There are others, such as too little staffing and too much verbal abuse from doctors and too little pay.
A male nurse wrote to me recently exclaiming that even with his 19 years experience he had decided to leave nursing. He related some of his reasons to one of my recent commentaries wherein I related how the patients are now being "blamed" for any medical errors. He went on to say that in the beginning when he just started as a nurse's aide the one thing "I loved more than anything was being able to take the time to help the patient understand what was going on in terms they could understand - in a way that could make sense for them.
Thanks to the increasing focus on healthcare as a business and the ever present focus on "bottom line profits (even in the case of public or private "non-profit" hospitals) decisions have been made over the past decade to cut back many positions at the bedside."

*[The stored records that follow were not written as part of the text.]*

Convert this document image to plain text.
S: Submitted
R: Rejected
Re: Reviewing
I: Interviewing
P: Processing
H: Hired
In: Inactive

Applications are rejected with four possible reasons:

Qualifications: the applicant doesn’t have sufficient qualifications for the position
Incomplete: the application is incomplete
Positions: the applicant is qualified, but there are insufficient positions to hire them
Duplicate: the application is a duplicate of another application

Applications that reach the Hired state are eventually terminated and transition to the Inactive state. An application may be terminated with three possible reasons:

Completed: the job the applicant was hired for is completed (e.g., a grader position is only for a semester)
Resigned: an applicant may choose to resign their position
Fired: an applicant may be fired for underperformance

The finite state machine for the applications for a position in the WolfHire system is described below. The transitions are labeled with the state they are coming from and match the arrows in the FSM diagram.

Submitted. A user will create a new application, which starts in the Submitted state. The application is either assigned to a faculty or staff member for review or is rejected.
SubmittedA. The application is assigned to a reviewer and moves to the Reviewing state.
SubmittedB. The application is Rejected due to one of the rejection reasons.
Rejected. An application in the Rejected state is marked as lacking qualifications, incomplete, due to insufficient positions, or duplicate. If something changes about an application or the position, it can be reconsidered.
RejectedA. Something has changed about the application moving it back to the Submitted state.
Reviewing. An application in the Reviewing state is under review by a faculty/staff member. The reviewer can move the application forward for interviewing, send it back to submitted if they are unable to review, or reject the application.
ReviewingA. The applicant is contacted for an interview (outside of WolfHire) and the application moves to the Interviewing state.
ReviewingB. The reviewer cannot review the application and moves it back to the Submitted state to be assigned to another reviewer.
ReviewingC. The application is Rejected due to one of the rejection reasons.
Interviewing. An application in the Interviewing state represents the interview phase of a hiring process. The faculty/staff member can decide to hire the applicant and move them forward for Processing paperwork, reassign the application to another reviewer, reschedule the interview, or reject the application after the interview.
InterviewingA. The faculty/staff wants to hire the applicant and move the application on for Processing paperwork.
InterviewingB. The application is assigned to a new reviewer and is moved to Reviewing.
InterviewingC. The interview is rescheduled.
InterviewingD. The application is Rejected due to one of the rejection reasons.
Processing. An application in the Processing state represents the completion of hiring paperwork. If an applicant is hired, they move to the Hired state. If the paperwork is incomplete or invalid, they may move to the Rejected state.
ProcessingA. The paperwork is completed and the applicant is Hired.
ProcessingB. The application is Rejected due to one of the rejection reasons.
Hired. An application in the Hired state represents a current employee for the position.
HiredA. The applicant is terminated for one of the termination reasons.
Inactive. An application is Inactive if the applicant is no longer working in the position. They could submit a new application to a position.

He went on to say "I finally made a decision that I could no longer continue working in a situation that resulted in my constantly being on the verge of tears. I felt so angry and impotent after continuous rejection about any of my suggestions made to the administration as to ways to improve the system. How many times was I reprimanded that I just did not understand the "economics" of the situation.'
Overcrowding on the ER hits doctors, interns, residents - everyone. And accidents are happening too often and in more and more hospitals. Up until a year or so ago, ER rooms faced this nerve-racking logjam for only few days or weeks in winter when the flu and cold viruses turn into potential fatal pneumonia, babies fall prey to respiratory and intestinal viruses, depression fills the psych wards and slippery ice keeps the orthopedists busy. Now we're seeing mini-surges in the spring, summer and fall.
"A Call to Action: Single payer Hearing in Congress May 1,2001 will start, I hope, the ball rolling. The Congressional Black Caucus and Congressional Progressive Caucus sponsored this hearing. The group produced a 27-page white paper that is easy to download. Just send me a quick note and I'll explain it, just for your information the URL to the site is www.kaisernetwork.org/health_cast
A group of nearly two-dozen nationally prominent physicians- including Dr. Marcia Angell, former editor of the New England Journal of medicine, and a host of others testified before Congress that only comprehensive reform of America's ailing system will address the nation's health care crisis.
We have engaged in a massive experimental failure (if it were really as innocent as that). Rhetoric about the benefits of competition and profit-driven health care can no longer hide the reality: Our health systems in a shambles. I think we have started a nice little grassroots movement here - let's keep it up. I feel a tad optimistic since 1999 when I started to write on this issue for Zmag.org.